This blog post was originally going to go in a completely different direction. Originally I wanted to write about how to make friends when you’re a parent. I sat for a couple days and was really struggling with where to begin when it hit me. There have been a million posts about this exact subject and they all say the same things. I could tell you to join a parenting group or to go to playdates to meet other parents. As parents I don’t think making friends is the hardest part. I think it’s maintaining the friendships we have, while also being able to let friendships go.

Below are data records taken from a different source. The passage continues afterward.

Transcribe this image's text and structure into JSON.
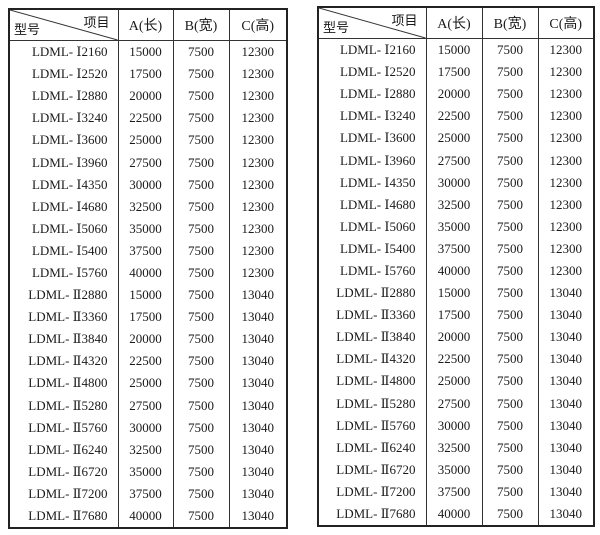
{
  "header": {
    "item": "项目",
    "model": "型号",
    "a": "A(长)",
    "b": "B(宽)",
    "c": "C(高)"
  },
  "rows": [
    [
      "LDML- Ⅰ2160",
      "15000",
      "7500",
      "12300"
    ],
    [
      "LDML- Ⅰ2520",
      "17500",
      "7500",
      "12300"
    ],
    [
      "LDML- Ⅰ2880",
      "20000",
      "7500",
      "12300"
    ],
    [
      "LDML- Ⅰ3240",
      "22500",
      "7500",
      "12300"
    ],
    [
      "LDML- Ⅰ3600",
      "25000",
      "7500",
      "12300"
    ],
    [
      "LDML- Ⅰ3960",
      "27500",
      "7500",
      "12300"
    ],
    [
      "LDML- Ⅰ4350",
      "30000",
      "7500",
      "12300"
    ],
    [
      "LDML- Ⅰ4680",
      "32500",
      "7500",
      "12300"
    ],
    [
      "LDML- Ⅰ5060",
      "35000",
      "7500",
      "12300"
    ],
    [
      "LDML- Ⅰ5400",
      "37500",
      "7500",
      "12300"
    ],
    [
      "LDML- Ⅰ5760",
      "40000",
      "7500",
      "12300"
    ],
    [
      "LDML- Ⅱ2880",
      "15000",
      "7500",
      "13040"
    ],
    [
      "LDML- Ⅱ3360",
      "17500",
      "7500",
      "13040"
    ],
    [
      "LDML- Ⅱ3840",
      "20000",
      "7500",
      "13040"
    ],
    [
      "LDML- Ⅱ4320",
      "22500",
      "7500",
      "13040"
    ],
    [
      "LDML- Ⅱ4800",
      "25000",
      "7500",
      "13040"
    ],
    [
      "LDML- Ⅱ5280",
      "27500",
      "7500",
      "13040"
    ],
    [
      "LDML- Ⅱ5760",
      "30000",
      "7500",
      "13040"
    ],
    [
      "LDML- Ⅱ6240",
      "32500",
      "7500",
      "13040"
    ],
    [
      "LDML- Ⅱ6720",
      "35000",
      "7500",
      "13040"
    ],
    [
      "LDML- Ⅱ7200",
      "37500",
      "7500",
      "13040"
    ],
    [
      "LDML- Ⅱ7680",
      "40000",
      "7500",
      "13040"
    ]
  ]
}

Being an adult is hard. We have jobs, and if you are reading this, probably kids too. I think we kind of forget how easy friendships were without kids. You could meet for a drink whenever you wanted or make plans without having to worry about tiny humans needing a babysitter or having activities to attend. Luckily for me, I am still close to my best friends from high school. We went different directions for a while. We moved, went to school, got careers and maybe didn’t talk for months at a time. The important thing is we were understanding.
I think the most important key to keeping the friends you have through the chaos of life is mutual understanding. Understanding that family comes first the majority of the time and that being busy doesn’t mean you care less. It all comes down to valuing the time you have together. It means picking the phone up to make plans and putting the phone down when you are together. Sometimes it means squeezing in a coffee date on your lunch to catch up. It takes effort from both sides, but also the ability to not always expect them to reach out first. Maybe they are just as tired as you. Maybe their mental health isn’t the best at the time and that’s why they haven’t reached out.
Moving on From Friends
Unfortunately as we get older and our lives change so do our friendships. I think coming to terms with letting friendships go that no longer serve me has been one of the most difficult things for me to deal with. Someone once told me “People come into your life for a reason and sometimes when they have fulfilled their purpose it’s time for them to go.” It’s so true. I have had friends who helped me get over nasty break ups, helped jump start my career and even friends that just gave me a new perspective on life.
People grow and change. It’s ok to move on from people who no longer fit your morals or lifestyle. Yes, sometimes it’s sad, but in the end it is just leaving more room for people to enter your life when you need them.
It’s not the amount of friends you have, it’s the value that the friends you have bring to your life. I hope you feel fulfilled by your friendships and don’t feel guilt over the friends that were lost.